With the move to open pit mining, SME expect to increase the head grade entering the processing plant. According to SRK’s March 2021 Technical Report for the project, the hard rock deposit at Penouta contains 76.3 million tonnes of ore at a grade of 443 ppm as a Measured and Indicated Resources. A further 57 million tonnes at 389 ppm Sn are categorised as Inferred Resources.
Production from the open pit will be complemented with feed from the B1 dry stack tailings – a further 6.8 million tonnes at 458 ppm Sn. The company aims to produce some 90 tonnes per month of Sn-Ta concentrate for the first six months of the year, upping this to 100 tonnes per month in the second half. According to SME, the concentrate will be roughly 70% cassiterite and 30% tantalum.

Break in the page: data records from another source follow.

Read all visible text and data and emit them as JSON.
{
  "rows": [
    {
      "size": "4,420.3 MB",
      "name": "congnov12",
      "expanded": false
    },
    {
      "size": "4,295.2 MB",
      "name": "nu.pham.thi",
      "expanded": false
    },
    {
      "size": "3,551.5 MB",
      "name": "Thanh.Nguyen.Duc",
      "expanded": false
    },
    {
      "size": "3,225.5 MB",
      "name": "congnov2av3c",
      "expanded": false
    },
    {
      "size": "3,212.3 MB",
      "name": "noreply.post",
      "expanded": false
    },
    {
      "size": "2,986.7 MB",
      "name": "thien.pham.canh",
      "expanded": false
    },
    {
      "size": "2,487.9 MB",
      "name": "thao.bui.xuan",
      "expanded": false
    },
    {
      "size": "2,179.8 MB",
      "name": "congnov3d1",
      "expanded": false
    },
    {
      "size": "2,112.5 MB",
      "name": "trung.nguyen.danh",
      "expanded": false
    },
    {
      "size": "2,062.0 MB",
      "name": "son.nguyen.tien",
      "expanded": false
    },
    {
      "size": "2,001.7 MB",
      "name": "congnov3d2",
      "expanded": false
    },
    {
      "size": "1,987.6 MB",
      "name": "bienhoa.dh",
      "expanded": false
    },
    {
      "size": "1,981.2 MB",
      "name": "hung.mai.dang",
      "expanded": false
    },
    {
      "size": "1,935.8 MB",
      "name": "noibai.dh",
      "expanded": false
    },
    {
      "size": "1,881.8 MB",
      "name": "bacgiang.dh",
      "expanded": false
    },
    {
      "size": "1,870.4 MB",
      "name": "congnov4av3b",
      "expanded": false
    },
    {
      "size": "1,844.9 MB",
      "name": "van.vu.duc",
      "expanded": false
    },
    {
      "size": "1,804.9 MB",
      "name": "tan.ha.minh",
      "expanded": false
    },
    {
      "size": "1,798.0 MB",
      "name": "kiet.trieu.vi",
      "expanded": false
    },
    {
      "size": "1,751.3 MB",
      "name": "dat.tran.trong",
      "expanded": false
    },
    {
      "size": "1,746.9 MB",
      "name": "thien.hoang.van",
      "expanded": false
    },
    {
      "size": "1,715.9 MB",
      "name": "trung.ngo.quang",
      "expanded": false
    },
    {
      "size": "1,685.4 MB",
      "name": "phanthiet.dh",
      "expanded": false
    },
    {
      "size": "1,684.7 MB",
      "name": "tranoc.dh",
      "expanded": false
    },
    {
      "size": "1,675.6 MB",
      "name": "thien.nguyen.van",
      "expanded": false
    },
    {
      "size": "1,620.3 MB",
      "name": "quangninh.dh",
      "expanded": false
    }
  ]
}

With cashflow increasing, SME is looking ahead. The company is focused on expanding its tin production, with three additional properties, through its phased growth strategy.
Initially, the company is investigating whether a smelter would be feasible at Penouta; SME hopes to produce 99.95% Sn ingots. According to a December 2021 presentation, the company plans to begin production from the pyrometallurgical plant in 2022.
In terms of expanding mine output, the Alberta II lithium-tin project is the most advanced of the company’s projects. Alberta II has a historical (non-JORC Compliant) resource of 12.3 million tonnes at 440ppm Sn. The Macarena and Carlota projects are also seen as having potential for tin. All three projects are located in north-western Spain.
SME is pursuing an aggressive expansion programme in its tin business, with the possibility of production of co-products from future mines beneficial in keeping the mine’s operating expenditure low. The proposition of a smelter is an interesting one, given that Europe currently has no primary refined tin production.